From: Peter Larsen <plarsen_at_...>
Date: Mon, 11 Mar 2002 10:19:22 -0600


At 3:32 PM +0000 3/11/02, Benedict Adamson wrote:

>huts. To a first approximation, I'd say one longhouse per carl
>family. That carl family would have some associated thralls or
>cottars, but only the carl family would sleep in the longhouse
>itself.

        I think this is wrong. While I don't have TR with me, there are two descriptions of steads -- one definitely describes a large communal situation with pretty much everyone living together in a central building. There is also the description (on page 18?) of a stead that has way too many buildings for this to be true. I personally favor the former -- I don't think the Heortlings are comfortable in small groups -- their urge is to gather together with kin. That's how they survived the Darkness, after all. Loners (Humakti, solitary Kolati, etc) are weird and unlucky people.

        My impression of viking homes (the Icelandic versions are smaller than the Heortling steads, but it's a good model), is that the separation between people was not whether they were in the house but whether they had a little closet to sleep in or slept more openly on the floor.

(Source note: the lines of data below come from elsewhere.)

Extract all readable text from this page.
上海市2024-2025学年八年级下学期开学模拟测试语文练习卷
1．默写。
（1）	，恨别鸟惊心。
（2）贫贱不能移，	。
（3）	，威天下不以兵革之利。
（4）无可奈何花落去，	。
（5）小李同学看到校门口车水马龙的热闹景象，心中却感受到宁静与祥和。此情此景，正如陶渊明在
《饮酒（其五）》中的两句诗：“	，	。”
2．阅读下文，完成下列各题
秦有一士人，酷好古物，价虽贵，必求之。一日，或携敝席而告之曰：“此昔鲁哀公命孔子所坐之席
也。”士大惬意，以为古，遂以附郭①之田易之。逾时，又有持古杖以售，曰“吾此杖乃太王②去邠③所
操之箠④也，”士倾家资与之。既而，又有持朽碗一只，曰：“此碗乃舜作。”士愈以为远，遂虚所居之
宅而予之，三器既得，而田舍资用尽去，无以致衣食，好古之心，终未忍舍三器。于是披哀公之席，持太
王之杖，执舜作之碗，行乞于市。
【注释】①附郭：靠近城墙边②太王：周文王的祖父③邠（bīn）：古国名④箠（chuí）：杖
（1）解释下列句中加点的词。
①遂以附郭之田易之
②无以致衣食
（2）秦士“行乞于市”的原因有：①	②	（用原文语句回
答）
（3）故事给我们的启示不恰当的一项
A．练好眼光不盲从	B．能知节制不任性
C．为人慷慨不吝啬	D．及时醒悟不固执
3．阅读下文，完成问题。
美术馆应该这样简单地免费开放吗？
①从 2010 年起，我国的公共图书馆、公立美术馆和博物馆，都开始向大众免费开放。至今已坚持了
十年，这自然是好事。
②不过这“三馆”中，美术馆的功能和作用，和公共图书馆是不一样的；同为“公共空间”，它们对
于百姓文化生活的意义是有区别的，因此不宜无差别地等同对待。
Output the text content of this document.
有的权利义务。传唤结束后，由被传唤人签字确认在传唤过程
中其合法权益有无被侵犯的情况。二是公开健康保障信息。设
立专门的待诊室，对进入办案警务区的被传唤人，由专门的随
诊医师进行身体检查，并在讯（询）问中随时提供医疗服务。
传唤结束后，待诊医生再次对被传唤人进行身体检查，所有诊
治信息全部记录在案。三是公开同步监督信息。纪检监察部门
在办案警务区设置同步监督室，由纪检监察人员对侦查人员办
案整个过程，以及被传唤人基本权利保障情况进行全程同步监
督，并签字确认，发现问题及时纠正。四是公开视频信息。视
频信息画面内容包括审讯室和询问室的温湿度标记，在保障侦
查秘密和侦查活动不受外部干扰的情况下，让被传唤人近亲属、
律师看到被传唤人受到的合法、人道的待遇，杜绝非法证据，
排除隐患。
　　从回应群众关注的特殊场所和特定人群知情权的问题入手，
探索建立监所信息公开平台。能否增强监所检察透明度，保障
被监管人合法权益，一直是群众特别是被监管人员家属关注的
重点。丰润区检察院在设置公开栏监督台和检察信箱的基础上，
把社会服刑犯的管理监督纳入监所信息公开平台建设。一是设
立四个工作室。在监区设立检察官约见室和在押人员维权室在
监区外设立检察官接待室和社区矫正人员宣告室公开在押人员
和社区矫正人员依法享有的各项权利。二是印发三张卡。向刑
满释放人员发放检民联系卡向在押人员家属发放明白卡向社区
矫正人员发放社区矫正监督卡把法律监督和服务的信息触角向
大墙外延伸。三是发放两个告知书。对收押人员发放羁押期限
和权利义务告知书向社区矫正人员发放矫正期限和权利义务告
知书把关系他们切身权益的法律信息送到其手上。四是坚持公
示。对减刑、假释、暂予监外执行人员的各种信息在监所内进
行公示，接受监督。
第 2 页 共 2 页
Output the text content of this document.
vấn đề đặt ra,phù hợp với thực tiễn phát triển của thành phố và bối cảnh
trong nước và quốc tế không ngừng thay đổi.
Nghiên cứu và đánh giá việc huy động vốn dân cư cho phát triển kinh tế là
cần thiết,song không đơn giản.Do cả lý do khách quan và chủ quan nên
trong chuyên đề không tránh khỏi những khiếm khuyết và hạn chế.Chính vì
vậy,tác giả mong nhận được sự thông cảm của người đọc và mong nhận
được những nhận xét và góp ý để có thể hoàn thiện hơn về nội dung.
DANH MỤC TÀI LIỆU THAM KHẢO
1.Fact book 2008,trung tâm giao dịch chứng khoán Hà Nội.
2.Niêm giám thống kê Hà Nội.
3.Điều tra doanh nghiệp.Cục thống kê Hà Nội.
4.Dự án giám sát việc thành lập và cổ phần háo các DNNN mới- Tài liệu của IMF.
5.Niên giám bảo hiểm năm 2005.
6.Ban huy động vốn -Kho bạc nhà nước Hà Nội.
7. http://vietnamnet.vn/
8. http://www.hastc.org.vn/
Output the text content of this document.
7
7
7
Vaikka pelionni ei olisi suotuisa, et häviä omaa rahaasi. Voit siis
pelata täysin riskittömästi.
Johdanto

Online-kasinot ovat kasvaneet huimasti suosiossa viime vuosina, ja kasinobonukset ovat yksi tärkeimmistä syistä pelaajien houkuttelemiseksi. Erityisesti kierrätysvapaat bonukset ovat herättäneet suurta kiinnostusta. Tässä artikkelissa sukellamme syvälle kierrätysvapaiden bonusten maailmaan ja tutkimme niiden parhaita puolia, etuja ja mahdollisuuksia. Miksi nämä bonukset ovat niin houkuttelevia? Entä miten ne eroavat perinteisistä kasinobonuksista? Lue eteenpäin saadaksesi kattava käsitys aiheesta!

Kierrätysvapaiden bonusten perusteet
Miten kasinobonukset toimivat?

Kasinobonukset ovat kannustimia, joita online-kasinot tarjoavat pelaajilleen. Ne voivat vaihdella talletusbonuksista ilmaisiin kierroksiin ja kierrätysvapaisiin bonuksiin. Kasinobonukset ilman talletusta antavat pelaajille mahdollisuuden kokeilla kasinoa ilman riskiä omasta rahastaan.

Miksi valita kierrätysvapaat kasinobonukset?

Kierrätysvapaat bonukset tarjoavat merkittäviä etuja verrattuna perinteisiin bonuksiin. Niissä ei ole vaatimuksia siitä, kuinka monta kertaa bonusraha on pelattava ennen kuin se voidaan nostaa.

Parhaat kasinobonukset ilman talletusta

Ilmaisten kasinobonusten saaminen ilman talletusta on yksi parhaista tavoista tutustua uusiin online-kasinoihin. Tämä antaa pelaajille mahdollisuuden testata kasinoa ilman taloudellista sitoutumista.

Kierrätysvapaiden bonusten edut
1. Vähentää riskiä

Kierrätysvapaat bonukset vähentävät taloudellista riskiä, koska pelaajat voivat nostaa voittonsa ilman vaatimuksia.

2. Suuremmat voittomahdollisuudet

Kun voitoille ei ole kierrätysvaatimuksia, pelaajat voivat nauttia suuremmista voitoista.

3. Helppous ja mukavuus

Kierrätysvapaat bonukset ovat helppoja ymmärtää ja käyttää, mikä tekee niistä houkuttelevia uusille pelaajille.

        I suspect there is some variation between clans and tribes on what's considered "normal." My impression of Esrolians and Tarshites is that they live in smaller buildings in villages (or village-like arrangements); perhaps Sartari with close ties to one group or the other see "everyone in one house" as old-fashioned while more conservative Heortlings see smaller houses as a breakdown in family values and a threat to the egalitarian ideals of the past, when even the tribal kings mucked out the cattle barn and plowed the fields.